TIRANA, April 17 – Government has awarded 1 million lek (Euro 7,000) for the reconstruction of an Orthodox church in Elbasan, central Albania, where a medieval fresco was severely damaged in late December 2012. The fund approved by the National Restoration Council at the Ministry of Culture will make possible the reconstruction of church’s roof, walls and windows and doors.
“It is important that the safety of the church is guaranteed before continuing with the restoration of the fresco which is now at the Institute of Monuments of Culture ready to be assembled,” says Zhuljeta Harasani, an official of the Culture Ministry.
The medieval frescoes of St. Premte Chapel in central Albania could not survive one or more amateurish thieves who tried to chisel them out of the wall in the evenings of Dec. 30 and Jan. 4 2013.
Most of the frescoes at the small church in southeastern Elbasan County were the work of Onufri, a painter of the 1500s considered to be Albania’s Michelangelo for his work on Orthodox churches in central and southern Albania.
The attempt to steal the frescoes made irreparable damage to the historical site, authorities say.

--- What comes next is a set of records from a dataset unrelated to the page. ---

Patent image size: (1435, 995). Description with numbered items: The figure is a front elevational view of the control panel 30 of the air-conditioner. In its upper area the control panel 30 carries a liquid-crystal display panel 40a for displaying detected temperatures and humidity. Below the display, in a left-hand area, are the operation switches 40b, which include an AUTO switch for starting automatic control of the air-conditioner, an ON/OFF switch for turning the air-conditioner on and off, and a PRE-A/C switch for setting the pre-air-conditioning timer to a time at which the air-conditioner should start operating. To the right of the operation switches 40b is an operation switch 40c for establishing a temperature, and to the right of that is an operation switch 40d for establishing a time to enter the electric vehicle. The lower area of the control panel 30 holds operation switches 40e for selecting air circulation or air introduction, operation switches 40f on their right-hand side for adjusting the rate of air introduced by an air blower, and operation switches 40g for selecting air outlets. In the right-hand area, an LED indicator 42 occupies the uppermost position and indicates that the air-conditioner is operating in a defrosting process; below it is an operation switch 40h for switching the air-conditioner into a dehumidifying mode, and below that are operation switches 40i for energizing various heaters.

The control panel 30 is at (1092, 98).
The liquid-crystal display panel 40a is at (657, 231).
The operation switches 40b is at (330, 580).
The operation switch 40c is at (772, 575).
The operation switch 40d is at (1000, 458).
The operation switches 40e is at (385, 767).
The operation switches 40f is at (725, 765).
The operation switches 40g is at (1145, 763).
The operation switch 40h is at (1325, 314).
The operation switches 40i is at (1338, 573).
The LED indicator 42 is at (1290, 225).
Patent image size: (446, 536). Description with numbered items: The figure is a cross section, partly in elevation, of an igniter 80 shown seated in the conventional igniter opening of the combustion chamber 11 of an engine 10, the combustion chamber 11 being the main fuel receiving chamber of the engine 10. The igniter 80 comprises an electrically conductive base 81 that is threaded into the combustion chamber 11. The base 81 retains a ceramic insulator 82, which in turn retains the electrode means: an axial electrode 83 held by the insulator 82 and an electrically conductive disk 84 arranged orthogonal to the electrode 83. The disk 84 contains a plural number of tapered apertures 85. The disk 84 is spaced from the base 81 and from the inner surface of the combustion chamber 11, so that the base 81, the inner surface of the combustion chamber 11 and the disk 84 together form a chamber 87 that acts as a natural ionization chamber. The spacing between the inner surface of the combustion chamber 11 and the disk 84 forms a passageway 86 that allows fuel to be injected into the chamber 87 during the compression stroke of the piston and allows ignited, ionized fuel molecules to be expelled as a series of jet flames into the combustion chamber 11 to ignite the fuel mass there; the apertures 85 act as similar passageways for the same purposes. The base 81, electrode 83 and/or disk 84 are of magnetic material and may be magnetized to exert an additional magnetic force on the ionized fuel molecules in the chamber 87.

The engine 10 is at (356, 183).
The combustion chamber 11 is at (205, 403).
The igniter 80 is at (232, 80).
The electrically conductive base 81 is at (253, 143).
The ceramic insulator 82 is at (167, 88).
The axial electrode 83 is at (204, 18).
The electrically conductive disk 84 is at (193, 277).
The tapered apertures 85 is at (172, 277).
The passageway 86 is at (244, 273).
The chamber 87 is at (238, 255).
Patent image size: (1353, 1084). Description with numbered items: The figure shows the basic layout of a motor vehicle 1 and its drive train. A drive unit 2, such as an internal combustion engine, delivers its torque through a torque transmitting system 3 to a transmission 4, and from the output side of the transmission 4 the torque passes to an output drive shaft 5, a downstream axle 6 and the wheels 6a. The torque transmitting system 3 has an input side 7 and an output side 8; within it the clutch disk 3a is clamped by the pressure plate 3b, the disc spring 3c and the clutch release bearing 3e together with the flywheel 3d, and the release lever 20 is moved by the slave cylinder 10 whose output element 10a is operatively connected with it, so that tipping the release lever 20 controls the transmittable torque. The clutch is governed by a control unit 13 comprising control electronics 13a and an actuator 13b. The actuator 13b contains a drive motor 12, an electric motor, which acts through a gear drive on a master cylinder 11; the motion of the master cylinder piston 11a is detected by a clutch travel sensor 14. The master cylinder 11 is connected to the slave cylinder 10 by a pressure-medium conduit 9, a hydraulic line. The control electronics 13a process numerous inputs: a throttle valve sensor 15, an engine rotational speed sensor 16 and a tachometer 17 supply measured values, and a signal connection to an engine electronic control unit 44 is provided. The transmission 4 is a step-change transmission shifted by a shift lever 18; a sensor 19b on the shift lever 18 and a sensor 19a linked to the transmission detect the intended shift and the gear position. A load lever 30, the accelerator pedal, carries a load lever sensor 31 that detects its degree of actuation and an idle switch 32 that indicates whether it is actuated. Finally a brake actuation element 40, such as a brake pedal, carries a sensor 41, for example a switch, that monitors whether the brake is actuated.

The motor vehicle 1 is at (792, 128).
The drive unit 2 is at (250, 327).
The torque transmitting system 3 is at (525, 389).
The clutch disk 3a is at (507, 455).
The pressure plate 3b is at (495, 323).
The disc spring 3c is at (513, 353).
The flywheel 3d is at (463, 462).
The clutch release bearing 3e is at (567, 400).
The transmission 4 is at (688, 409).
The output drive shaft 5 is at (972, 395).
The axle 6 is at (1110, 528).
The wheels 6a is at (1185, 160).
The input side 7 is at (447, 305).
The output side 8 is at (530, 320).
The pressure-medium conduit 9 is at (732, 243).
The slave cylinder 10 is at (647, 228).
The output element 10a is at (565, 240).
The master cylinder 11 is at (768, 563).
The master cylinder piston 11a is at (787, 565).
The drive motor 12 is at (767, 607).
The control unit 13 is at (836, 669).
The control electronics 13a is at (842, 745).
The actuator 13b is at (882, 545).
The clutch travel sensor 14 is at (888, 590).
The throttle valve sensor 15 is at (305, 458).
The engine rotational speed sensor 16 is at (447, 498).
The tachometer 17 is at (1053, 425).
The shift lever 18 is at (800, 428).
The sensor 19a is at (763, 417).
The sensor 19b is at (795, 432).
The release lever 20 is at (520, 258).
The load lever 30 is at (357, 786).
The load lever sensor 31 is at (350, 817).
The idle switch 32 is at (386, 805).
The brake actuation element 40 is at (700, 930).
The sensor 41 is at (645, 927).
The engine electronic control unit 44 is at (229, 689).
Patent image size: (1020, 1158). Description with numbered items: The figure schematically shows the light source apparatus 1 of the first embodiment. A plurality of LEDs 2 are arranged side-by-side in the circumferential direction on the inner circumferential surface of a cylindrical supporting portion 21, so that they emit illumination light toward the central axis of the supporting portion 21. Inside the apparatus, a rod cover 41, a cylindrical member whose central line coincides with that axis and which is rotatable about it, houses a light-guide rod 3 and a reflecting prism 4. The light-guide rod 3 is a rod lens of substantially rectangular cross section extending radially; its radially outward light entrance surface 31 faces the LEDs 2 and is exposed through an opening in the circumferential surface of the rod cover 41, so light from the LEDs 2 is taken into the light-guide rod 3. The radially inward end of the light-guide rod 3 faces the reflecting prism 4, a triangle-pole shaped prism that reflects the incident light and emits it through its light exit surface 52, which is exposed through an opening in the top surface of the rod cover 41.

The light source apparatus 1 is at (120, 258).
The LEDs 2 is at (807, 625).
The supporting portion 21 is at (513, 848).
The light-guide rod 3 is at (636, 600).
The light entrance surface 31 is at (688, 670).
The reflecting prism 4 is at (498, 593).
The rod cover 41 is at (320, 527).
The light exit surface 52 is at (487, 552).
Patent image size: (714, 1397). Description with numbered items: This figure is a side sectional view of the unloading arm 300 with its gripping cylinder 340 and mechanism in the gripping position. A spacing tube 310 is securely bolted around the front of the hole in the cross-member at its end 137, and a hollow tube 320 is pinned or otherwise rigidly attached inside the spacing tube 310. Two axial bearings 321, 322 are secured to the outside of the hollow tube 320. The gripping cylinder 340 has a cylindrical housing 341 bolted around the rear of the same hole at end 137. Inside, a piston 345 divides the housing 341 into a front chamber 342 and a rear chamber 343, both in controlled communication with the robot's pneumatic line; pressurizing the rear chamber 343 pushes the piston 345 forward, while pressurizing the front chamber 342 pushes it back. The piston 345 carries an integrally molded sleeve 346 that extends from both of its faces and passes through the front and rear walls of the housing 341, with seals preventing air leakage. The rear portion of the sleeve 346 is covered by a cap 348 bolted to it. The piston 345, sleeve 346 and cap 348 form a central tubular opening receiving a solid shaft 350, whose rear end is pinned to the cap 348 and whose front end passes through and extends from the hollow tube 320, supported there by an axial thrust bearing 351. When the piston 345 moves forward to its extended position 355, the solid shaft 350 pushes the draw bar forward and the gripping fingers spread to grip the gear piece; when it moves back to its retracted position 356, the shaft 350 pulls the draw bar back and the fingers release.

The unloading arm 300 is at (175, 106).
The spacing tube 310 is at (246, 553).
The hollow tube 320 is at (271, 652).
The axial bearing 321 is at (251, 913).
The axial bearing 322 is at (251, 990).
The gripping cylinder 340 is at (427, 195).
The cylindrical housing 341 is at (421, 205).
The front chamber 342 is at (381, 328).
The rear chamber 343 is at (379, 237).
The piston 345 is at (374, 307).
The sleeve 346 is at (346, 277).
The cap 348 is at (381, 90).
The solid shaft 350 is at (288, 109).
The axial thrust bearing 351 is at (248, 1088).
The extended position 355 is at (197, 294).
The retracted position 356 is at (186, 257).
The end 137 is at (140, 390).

St. Premte Chapel is located in a very rural mountainous area in the Shpat region of Elbasan County. Its walls are covered in Biblical depictions of the Virgin Mary and various saints, including that of St. Premte, an indigenous Albanian saint whose name is carried by several Catholic and Orthodox churches across Albania. The Onufri paintings were dated at 1554 and contained an inscription by the author, which is now gone.
On Dec. 30, the chapel was closed and unguarded, and it took some time for state and church authorities to be notified by the area’s local residents who first discovered the damage. But the local media reported the authorities were very slow to act, which allowed the thieves to return to the site on a different night and do more damage.
The thieves used an ax-like tool to go after the heads of the saints in the frescoes, leaving behind the bare walls. Many of these parts were taken — likely for illegal sale — and some were left destroyed because they had crumbled on the floor.
Gifted with a great wealth of cultural damage, post-communist Albania has seen a trend of destruction and theft at its cultural monuments in the past 20 years. Experts say investment, better infrastructure, tougher punishments and more education are needed to protect the country’s historical, cultural and art heritage.